Thema: Eastward ho!, Musentempel | Kommentare deaktiviert | Autor: Christian Lugerth

Es ist ein Krug zerbrochen und wie Archibald zum Feierbiest wird

Dienstag, 4. Mai 2010 10:37

krug1Der Musentempel war ein altes und wuchtiges Haus im Herzen der Stadt. Oben saßen die Aufrechtgeher, welche die alte Stadt regierten und unten in einem kirchenähnlichen Kellergewölbe waren die Bretter aneinander genagelt, auf denen die zweibeinigen Gaukler ihrer Arbeit nachgingen. Die zwei Gefährten betraten einen klitzekleinen Raum. Zwei Spiegel, zwei Stühle, zwei Tische. Einige fremdartige Kleidungstücke hingen an der Wand. „Hier findet die Verwandlung statt. Warte! Bis gleich.“ Und weg war Ernst Albert. Archibald blickte das erste Mal in seinem Leben in einen Spiegel. Seltsam sich selbst zu sehen. Ein kleine Aufrechtgeherin betrat den Raum der angekündigten Verwandlung, erblickte den Bären, stieß ein spitzen Schrei der Freude aus und der Bär hatte für den Rest des Abends eine neue Patentante. Und er sah die Verwandlung. Vor seinen Augen wurde aus der Frau ein Mann, ein kleiner Mann in einem verbeulten Anzug, der einige Jahre auf den Schulterpolstern hatte, ein Bart wurde über die Lippe geklebt und alle weibliche Zierat von Aug und Wange entfernt. Der Keller füllte sich. Nach und nach trudelten die Mimen ein. Verwandlungen noch und nöcher. Alte Kleider, Hüte, bemalte Wangen, Fett in den Haaren und ein Zweibeiner ohne Haare auf dem Schädel klebte sich eine riesige blutige Beule auf denselben. Er sah aus, als hätte ein Grizzly versucht ihm die letzten drei Haare aus der Stirn zu streichen. Und Ernst Albert trug ein edles Tuch am Laib, wie es sein Hausbär selten an ihm gesehen hatte. Ein gestrenger Herr war er geworden. Unaufhörlich wurde geredet. Unverständliches, Silben, Rufe, fremde Worte, seltsame Witze, die Archibald nicht verstand. Hibbeligkeit, ein bißchen Hysterie und freudige Erwartung erfüllten die Gänge hinter den Brettern. Archibald wußte nicht recht, ob er als eher ruhebedürftiger Solitär ein solches Gebrumme und Gesumme jeden Tag aushalten würde. Draußen wurde geklingelt, einmal, zweimal, dreimal. Gespannte Ruhe. Es ging los.

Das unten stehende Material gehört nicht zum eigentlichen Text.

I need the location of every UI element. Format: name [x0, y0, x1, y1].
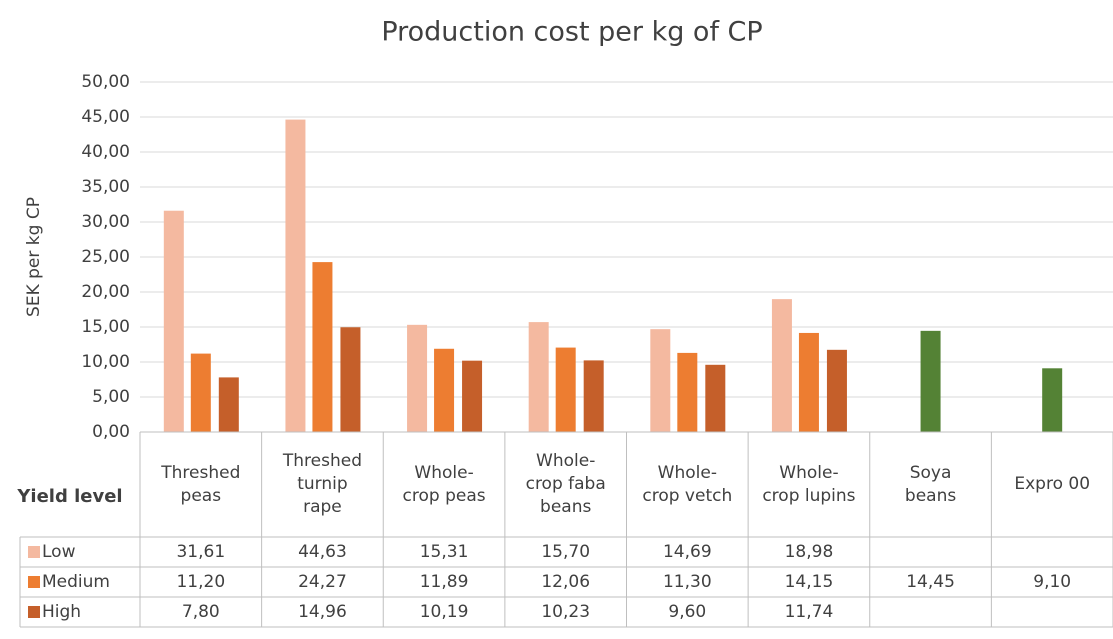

krug2Und davon wurde erzählt: Ein Krug ward zerbrochen. Wer hatte ihn zerbrochen? Eine wütende Frau klagt an. Nicht nur der Krug sei zerbrochen, sondern auch die Ehre ihres bis zum gestrigen Tage reinen Töchterlein. Ein Rüpel ward in deren Kammer entdeckt, tobend und krugzertrümmernd. Der mit der Bärenbeule auf dem Schädel ist ein Richter und soll die Sach entscheiden, die Frau mit dem Bart schreibt auf, was alles gesprochen und Ernst Albert, als strenger Herr von auswärts, schaut zu und lenkt das Geschehen. Es wird gestritten und gehadert und gelogen, daß sich die Balken biegen. Archibald sitzt nicht unter den zuschauenden Aufrechtgehern. Aber hinter den Brettern, auf dem Tisch, vor dem Spiegel hört er mit. Ein kleiner Lautsprecher hängt über seinem Haupt. Er hörte eine Sprache, wie er sie noch nie gehört hatte. „Wenn Ihr die Instruktion, Herr Richter Adam / nicht des Prozesses einzuleiten wißt.“ „Da muß submiss ich um Verzeihung bitten!“ „Hier standen rings, im Grunde, Leibtrabanten / Mit Hellebarden dicht gedrängt und Spießen.“ „Und schicke freudig Euch, von wo die Ohren / Mir Kundschaft brachten, meine Augen nach.“ „Geh, Mutter, mag es werden, wie es will!“ „Schweig Du mir dort, rat ich, das Donnerwetter / Schlägt über Dich ein, unberufene Schwätzerin.“ „Sehr sonderbar, bei Gott.“ Archibald verstand anfangs kein Wort. Doch er gab sich den fremden Versen, dem ständigen Voranschreiten der altehrwürdigen Worte hin und so entpackte sich der Kern der Geschichte langsam vor seinem inneren Auge. Der Richter selbst war der Ganove, die Maid mißbrauchend, überrascht vom Rüpel, den Krug zertrümmernd und auf der Flucht seinen Klumpfuß unübersehbar in den Februarschnee drückend. Das bezeugte am Ende eine verrückte Frau mit fettigen Haaren und fast entblößtem Hinterteil. Das Spiel endete. Ratlos. Jede der Figuren auf den Brettern hatte gelogen, sein klein bißchen Welt verteidigt und sie gleichzeitig verloren. „Das ist ja richtig harte Arbeit, was Ernst Albert und die anderen da abliefern.“, dachte Archibald. Die Zuschauenden klatschten, lange und rhythmisch.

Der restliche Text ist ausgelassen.